Abus de position dominante
Or Apple, profitant de cette situation, impose ses conditions aux développeurs, qui n’ont d’autres choix que de les accepter. Outre les commissions prélevées par la marque à la pomme, l’entreprise de Tim Cook contraint les éditeurs, s’ils souhaitent proposer des services payants ou des abonnements dans leurs applications, de passer par son propre système pour ces achats in-app. Avec les frais qui vont avec, et terminent dans les poches d’Apple.
« L’ACM considère ces conditions comme déraisonnables et contraires aux règles de la concurrence » expliquait l’autorité néerlandaise. Apple saisit sans surprise la justice néerlandaise. La cour de district de Rotterdam suspend une partie de la décision le 24 décembre. Toutefois, elle autorise l’ACM à ordonner au géant américain d’ajuster ses conditions d'accès à l'App Store néerlandais, de permettre aux éditeurs tiers d’applications de rencontre d'utiliser des systèmes de paiement autres que le système de paiement d'Apple dans l’App Store et d’indiquer, dans leurs applications, l’existence de ces solutions alternatives.
5 millions par semaine
« Si Apple ne règle pas les conditions déraisonnables dans les deux mois, il devra payer une astreinte périodique de 5 millions d'euros par semaine jusqu'à un maximum de 50 millions d'euros » écrivait le régulateur.

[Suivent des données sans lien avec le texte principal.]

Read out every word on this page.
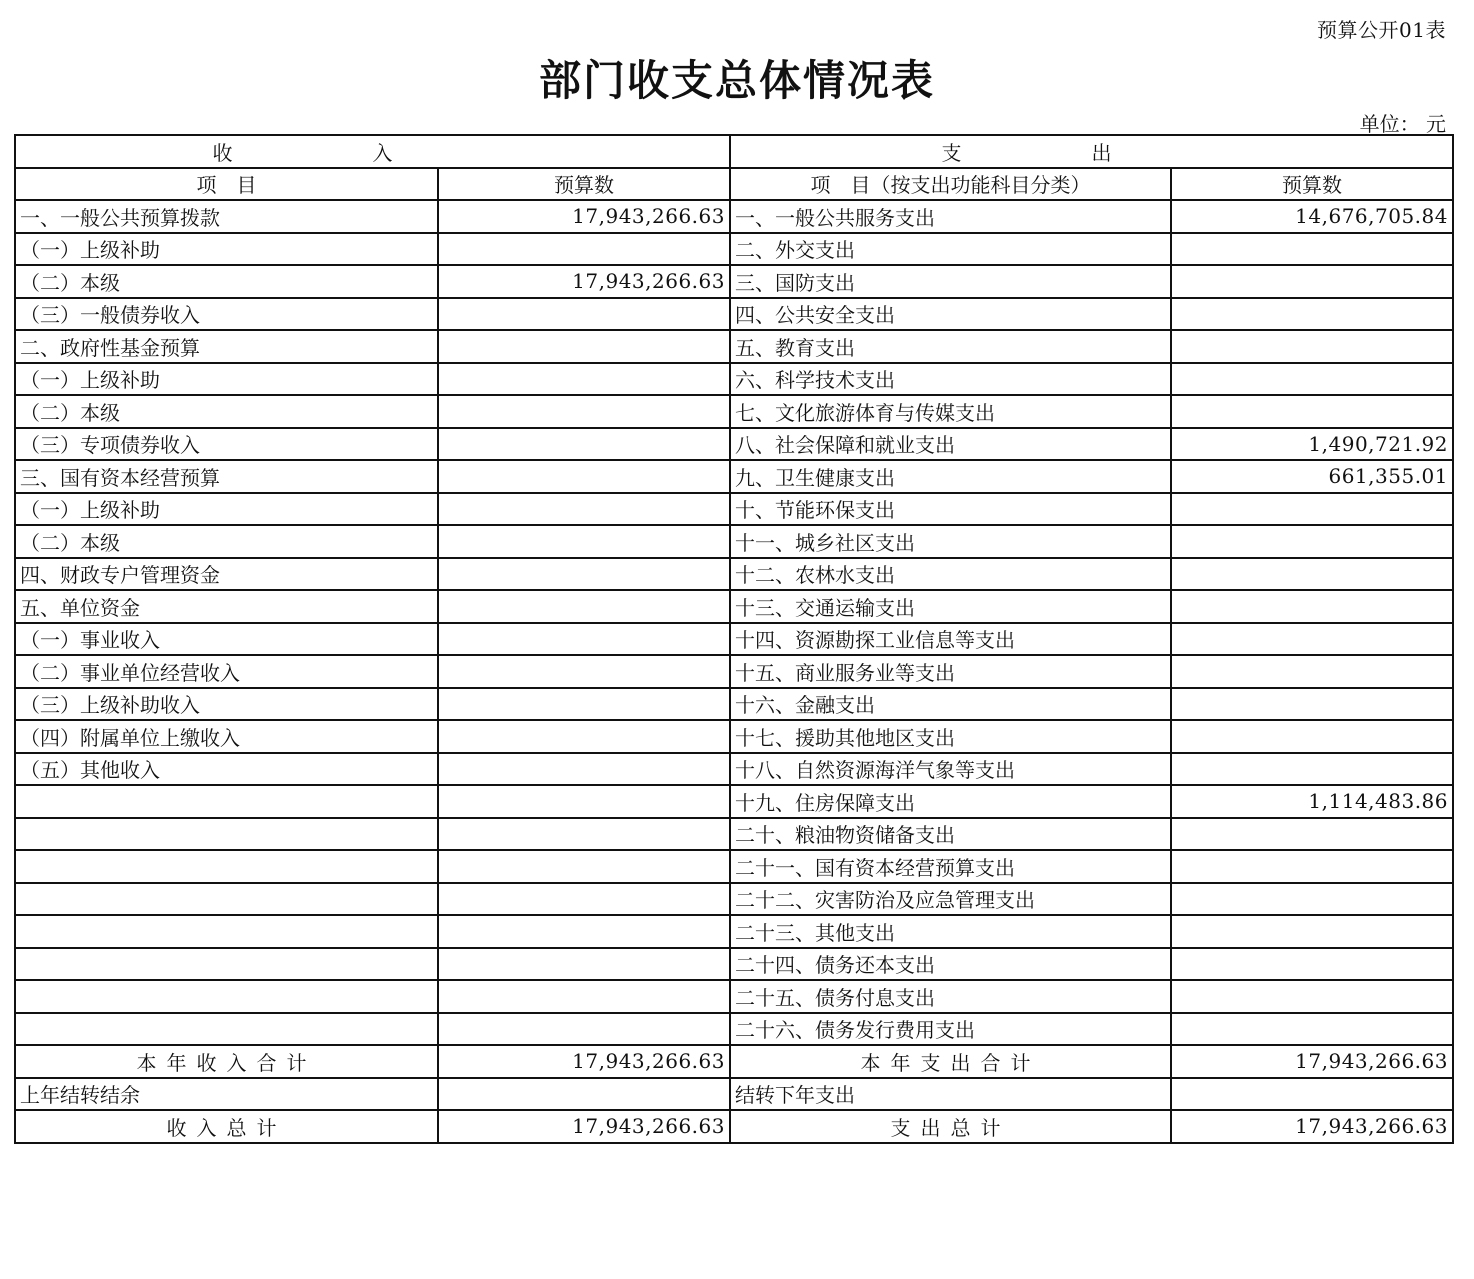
预算公开01表
部门收支总体情况表
单位： 元
收入		支出	
项　目	预算数	项　目（按支出功能科目分类）	预算数
一、一般公共预算拨款	17,943,266.63	一、一般公共服务支出	14,676,705.84
（一）上级补助		二、外交支出	
（二）本级	17,943,266.63	三、国防支出	
（三）一般债券收入		四、公共安全支出	
二、政府性基金预算		五、教育支出	
（一）上级补助		六、科学技术支出	
（二）本级		七、文化旅游体育与传媒支出	
（三）专项债券收入		八、社会保障和就业支出	1,490,721.92
三、国有资本经营预算		九、卫生健康支出	661,355.01
（一）上级补助		十、节能环保支出	
（二）本级		十一、城乡社区支出	
四、财政专户管理资金		十二、农林水支出	
五、单位资金		十三、交通运输支出	
（一）事业收入		十四、资源勘探工业信息等支出	
（二）事业单位经营收入		十五、商业服务业等支出	
（三）上级补助收入		十六、金融支出	
（四）附属单位上缴收入		十七、援助其他地区支出	
（五）其他收入		十八、自然资源海洋气象等支出	
		十九、住房保障支出	1,114,483.86
		二十、粮油物资储备支出	
		二十一、国有资本经营预算支出	
		二十二、灾害防治及应急管理支出	
		二十三、其他支出	
		二十四、债务还本支出	
		二十五、债务付息支出	
		二十六、债务发行费用支出	
本年收入合计	17,943,266.63	本年支出合计	17,943,266.63
上年结转结余		结转下年支出	
收入总计	17,943,266.63	支出总计	17,943,266.63
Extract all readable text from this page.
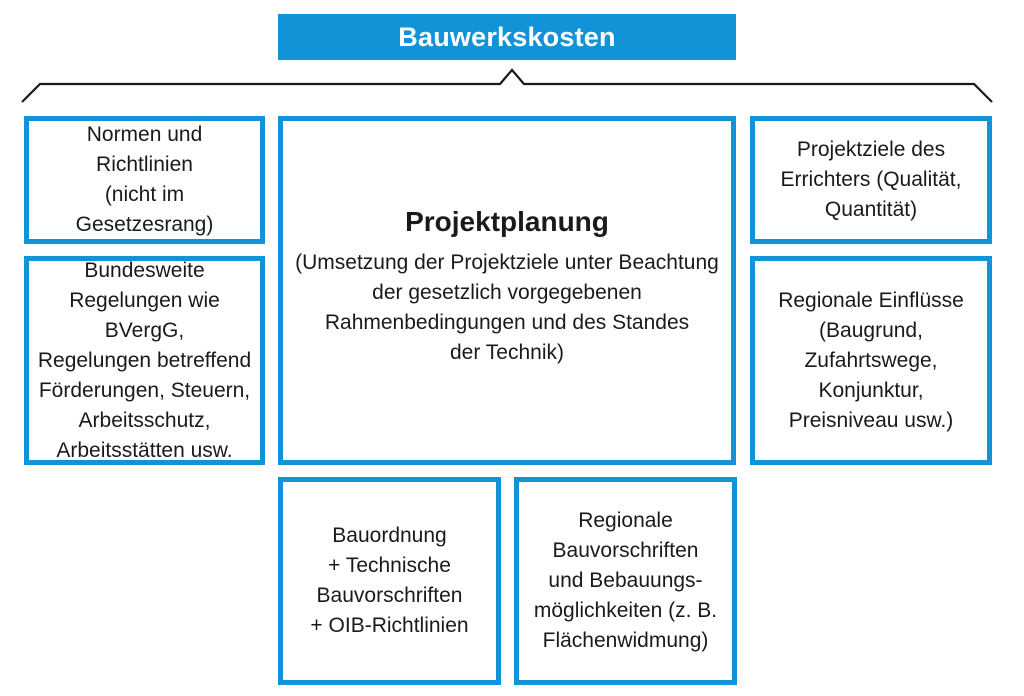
Bauwerkskosten
Normen und Richtlinien
(nicht im Gesetzesrang)
Bundesweite
Regelungen wie BVergG,
Regelungen betreffend
Förderungen, Steuern,
Arbeitsschutz,
Arbeitsstätten usw.
Projektplanung
(Umsetzung der Projektziele unter Beachtung
der gesetzlich vorgegebenen
Rahmenbedingungen und des Standes
der Technik)
Projektziele des
Errichters (Qualität,
Quantität)
Regionale Einflüsse
(Baugrund,
Zufahrtswege,
Konjunktur,
Preisniveau usw.)
Bauordnung
+ Technische
Bauvorschriften
+ OIB-Richtlinien
Regionale
Bauvorschriften
und Bebauungs-
möglichkeiten (z. B.
Flächenwidmung)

Bon gré mal gré, le géant s’exécute et annonce le 14 janvier avoir procédé aux changements exigés.
« Nous craignons que ces changements ne compromettent l'expérience utilisateur et ne créent de nouvelles menaces pour la confidentialité des utilisateurs et la sécurité des données » écrit Cupertino « En attendant, nous sommes obligés d'apporter les modifications obligatoires que nous lançons aujourd'hui et nous fournirons de plus amples informations sous peu. Pour se conformer à l'ordonnance de l'ACM, nous introduisons deux nouveaux droits facultatifs exclusivement applicables aux applications de rencontres sur l'App Store néerlandais qui offrent des options de traitement de paiement supplémentaires aux utilisateurs ».
Apple se serait donc mis en conformité et tout irait pour le mieux dans le meilleur des mondes, fin de l’histoire… Mais l’Authority for Consumers and Markets se penche évidemment sur ces modifications. Et réalise qu’on la prend pour une poire. Hier, dans un nouveau communiqué, le régulateur annonce que « Apple n'a pas satisfait aux exigences fixées ». D’une part, l’entreprise n’a pas modifié ses conditions d’accès, ce qui rend caduques ses annonces. « Pour le moment, les fournisseurs d'applications de rencontres peuvent simplement exprimer leur "intérêt" » déplore l’ACM.
Poudre aux yeux
En outre, la marque à la pomme limite les options proposées aux éditeurs. « Par exemple, Apple semble obliger les fournisseurs d'applications à faire un choix : soit se référer à des systèmes de paiement en dehors de l'application, soit à un système de paiement alternatif ». Or, aux yeux du régulateurs, les éditeurs doivent être en mesure de choisir les deux options.
Ce constat de l’ACM a une implication immédiate : Cupertino doit payer à l’autorité néerlandaise la première astreinte de 5 millions d’euros. Et si le géant continue de se payer la tête du régulateur et n’applique pas l’ordonnance prononcée, il devra verser chaque semaine une astreinte de 5 millions d'euros dans la limite de 50 millions d'euros. De quoi donner des idées à la Commission européenne, qui enquête de son côté sur Apple et ses abus de position dominante.